Isle of Wight County Press published my photograph today - Bonchurch Peace., on the IoW.










mike


----------



## graham1981 (Jan 1, 2016)

dobra said:


> Isle of Wight County Press published my photograph today - Bonchurch Peace., on the IoW.
> 
> 
> 
> ...


 Congratulations on the publication, does that mean you are now going to be rolling in money from photography commissions? :biggrin:

But seriously I can see why it was selected for publication, 'tis a nice photo :thumbsup:


----------



## Silver Hawk (Dec 2, 2003)

Very good Mike :thumbsup:

Not only is that great photo, but Bonchurch is a really nice place to live. My brother lived in a house on The Pitts for several years.


----------



## dobra (Aug 20, 2009)

Thanks very much folks, much appreciated. Apart from the chug chug of a fishing boat, or a lorry going past on the main road, a place to unravel your thoughts.

mike


----------



## 44whitehall (Apr 18, 2017)

Lovely picture - I took my older son on a weekend camping trip to the Isle of Wight on a boys' trip a few years ago. My younger son and I are now planning his father/son camping trip. Having heard about the fun his brother and I had, he is keen to do the same trip. So Cowes Week here we come!

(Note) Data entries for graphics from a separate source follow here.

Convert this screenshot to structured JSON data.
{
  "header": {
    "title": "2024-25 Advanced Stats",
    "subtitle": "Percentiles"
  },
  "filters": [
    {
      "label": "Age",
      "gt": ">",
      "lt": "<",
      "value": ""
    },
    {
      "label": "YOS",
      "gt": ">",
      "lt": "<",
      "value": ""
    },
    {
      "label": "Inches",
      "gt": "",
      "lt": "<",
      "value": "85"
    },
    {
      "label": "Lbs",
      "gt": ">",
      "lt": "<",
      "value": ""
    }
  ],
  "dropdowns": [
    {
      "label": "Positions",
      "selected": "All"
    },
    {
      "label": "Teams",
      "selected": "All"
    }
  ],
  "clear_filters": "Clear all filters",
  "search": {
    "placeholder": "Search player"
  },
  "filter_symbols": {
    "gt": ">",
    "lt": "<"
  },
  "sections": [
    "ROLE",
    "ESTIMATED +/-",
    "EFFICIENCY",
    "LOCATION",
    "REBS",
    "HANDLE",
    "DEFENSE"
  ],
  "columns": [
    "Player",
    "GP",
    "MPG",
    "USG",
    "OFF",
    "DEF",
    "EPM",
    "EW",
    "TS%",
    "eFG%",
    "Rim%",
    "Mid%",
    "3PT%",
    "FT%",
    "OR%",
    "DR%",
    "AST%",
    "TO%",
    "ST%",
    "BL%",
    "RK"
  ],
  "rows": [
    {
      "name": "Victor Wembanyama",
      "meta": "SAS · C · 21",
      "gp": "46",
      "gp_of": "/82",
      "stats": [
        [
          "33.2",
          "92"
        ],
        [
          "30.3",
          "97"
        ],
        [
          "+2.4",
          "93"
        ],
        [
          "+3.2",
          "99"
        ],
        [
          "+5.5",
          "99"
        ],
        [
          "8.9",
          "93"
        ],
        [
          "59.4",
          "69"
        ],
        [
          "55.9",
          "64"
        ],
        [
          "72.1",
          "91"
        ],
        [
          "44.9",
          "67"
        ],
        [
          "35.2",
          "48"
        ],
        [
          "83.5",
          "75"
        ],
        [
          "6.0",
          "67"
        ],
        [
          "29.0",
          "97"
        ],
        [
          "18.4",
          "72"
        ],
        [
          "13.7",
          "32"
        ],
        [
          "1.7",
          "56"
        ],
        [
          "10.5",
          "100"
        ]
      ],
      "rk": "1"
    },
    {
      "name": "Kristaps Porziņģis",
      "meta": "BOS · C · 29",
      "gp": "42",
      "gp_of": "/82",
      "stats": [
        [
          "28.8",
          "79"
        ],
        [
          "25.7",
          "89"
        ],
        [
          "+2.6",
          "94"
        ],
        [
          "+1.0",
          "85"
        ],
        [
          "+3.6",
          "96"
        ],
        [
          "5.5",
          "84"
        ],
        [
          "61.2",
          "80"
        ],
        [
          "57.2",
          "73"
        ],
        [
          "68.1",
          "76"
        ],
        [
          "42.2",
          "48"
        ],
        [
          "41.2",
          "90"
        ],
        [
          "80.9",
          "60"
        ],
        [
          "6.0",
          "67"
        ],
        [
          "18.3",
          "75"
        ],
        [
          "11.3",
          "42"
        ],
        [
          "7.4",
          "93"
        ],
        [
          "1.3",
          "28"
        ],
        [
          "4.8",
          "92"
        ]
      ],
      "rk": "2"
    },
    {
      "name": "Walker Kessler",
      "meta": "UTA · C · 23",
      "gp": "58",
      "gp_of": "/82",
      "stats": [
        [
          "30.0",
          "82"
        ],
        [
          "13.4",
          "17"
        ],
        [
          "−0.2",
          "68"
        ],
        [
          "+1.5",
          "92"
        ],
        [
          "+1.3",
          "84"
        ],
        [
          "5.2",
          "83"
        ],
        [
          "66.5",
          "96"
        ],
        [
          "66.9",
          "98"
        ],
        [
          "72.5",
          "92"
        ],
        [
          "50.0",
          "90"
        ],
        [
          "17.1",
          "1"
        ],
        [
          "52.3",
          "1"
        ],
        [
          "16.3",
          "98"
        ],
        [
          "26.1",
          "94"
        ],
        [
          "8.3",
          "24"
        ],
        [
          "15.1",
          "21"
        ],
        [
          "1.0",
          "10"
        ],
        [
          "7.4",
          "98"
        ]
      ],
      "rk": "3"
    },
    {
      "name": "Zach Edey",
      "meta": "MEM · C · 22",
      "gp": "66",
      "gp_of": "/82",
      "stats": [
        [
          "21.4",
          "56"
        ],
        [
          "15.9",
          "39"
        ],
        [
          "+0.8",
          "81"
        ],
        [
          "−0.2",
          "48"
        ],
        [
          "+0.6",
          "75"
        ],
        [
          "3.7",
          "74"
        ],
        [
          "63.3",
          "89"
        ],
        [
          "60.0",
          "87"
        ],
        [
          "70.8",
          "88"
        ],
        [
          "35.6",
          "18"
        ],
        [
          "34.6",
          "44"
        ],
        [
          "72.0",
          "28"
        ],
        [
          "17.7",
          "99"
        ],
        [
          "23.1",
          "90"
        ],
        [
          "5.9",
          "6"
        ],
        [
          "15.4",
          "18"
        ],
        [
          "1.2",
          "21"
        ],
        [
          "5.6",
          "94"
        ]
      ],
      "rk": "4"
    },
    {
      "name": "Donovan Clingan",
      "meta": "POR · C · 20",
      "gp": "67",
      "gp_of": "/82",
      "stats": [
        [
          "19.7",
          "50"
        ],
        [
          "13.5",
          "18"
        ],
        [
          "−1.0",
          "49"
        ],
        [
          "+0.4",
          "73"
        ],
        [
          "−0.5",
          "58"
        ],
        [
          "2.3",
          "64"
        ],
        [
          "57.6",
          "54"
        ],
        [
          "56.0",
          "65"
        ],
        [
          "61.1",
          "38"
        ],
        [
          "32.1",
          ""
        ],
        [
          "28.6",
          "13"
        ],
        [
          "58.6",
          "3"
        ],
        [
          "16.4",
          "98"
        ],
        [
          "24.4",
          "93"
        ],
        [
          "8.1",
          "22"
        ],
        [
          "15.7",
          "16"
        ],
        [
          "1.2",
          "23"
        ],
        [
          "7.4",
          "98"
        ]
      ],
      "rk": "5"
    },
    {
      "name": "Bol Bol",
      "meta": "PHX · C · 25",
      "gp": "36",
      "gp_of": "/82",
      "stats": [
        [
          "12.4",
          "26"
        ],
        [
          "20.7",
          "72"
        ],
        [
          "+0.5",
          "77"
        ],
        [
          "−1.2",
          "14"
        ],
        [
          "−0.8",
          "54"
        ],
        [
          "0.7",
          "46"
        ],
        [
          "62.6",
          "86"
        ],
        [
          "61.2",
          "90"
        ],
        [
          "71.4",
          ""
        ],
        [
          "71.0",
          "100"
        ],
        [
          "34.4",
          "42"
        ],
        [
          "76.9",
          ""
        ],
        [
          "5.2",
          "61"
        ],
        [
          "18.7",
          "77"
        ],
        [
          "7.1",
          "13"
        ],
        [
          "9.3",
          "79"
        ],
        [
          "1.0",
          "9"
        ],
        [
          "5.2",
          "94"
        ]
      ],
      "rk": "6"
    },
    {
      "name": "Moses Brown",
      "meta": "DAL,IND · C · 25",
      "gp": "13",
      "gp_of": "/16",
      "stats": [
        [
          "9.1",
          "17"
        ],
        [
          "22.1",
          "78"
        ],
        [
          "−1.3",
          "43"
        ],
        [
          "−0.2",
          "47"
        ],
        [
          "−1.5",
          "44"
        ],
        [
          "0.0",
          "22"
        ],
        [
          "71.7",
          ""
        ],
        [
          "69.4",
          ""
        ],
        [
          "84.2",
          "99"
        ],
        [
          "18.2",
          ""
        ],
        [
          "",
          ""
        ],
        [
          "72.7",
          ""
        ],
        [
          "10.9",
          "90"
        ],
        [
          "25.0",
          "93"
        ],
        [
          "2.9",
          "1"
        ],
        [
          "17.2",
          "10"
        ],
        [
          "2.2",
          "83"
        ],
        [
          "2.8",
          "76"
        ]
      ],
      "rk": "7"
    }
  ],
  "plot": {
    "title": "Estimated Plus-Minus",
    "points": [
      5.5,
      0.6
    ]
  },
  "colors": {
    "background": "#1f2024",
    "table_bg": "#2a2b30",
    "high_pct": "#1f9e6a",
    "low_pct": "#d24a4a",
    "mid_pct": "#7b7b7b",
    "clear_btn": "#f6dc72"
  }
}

Sent from my iPhone using Tapatalk


----------



## dobra (Aug 20, 2009)

With a bit of lateral thinking, I'm sure some of you have had photographs published in local or international publications. My first was of some electronics training circuit boards in a defence journal in the 1980's.

If you remember, there have been some first class creative shots of watches over the years in this very forum, andgood enough to go into print. What about your interests out of time keeping, such as calendars, motorcycles,special hobbies - and so on. The list is endless. Lets 'ave them.

mike


----------



## Karrusel (Aug 13, 2016)

As you say, there are some very competent & creative photos posted by members, something I'm attempting to emulate.

Sadly, none of my feeble attempts have knowingly been published. 

Incidentally, what's happened to @BlueKnight, I do enjoy his picture compositions.

Hope all is well.


----------



## BondandBigM (Apr 4, 2007)

Karrusel said:


> Incidentally, what's happened to @BlueKnight, I do enjoy his picture compositions.
> 
> Hope all is well.


 Given that he lives in the Canadian wilderness probably both him and his beemers have been eaten by stray bears.

:laugh: :laugh:

@dobra

Looks like a nice part of the world. I could sit on that bench with a couple of V&RB's.


----------



## BlueKnight (Oct 29, 2009)

Karrusel said:


> Incidentally, what's happened to @BlueKnight, I do enjoy his picture compositions.
> 
> Hope all is well.


 All is well. Just taking a break. More time in the saddle and less time in front of the computer. BTW, I am working on a new series of pictures called " Out of focus wrist shots"...Should be a crowd pleaser. bahahahaha....


----------



## SBryantgb (Jul 2, 2015)

Ah selling on Ebay again


----------



## dobra (Aug 20, 2009)

Thanks for all the *Likes* folks - much appreciated

mike


----------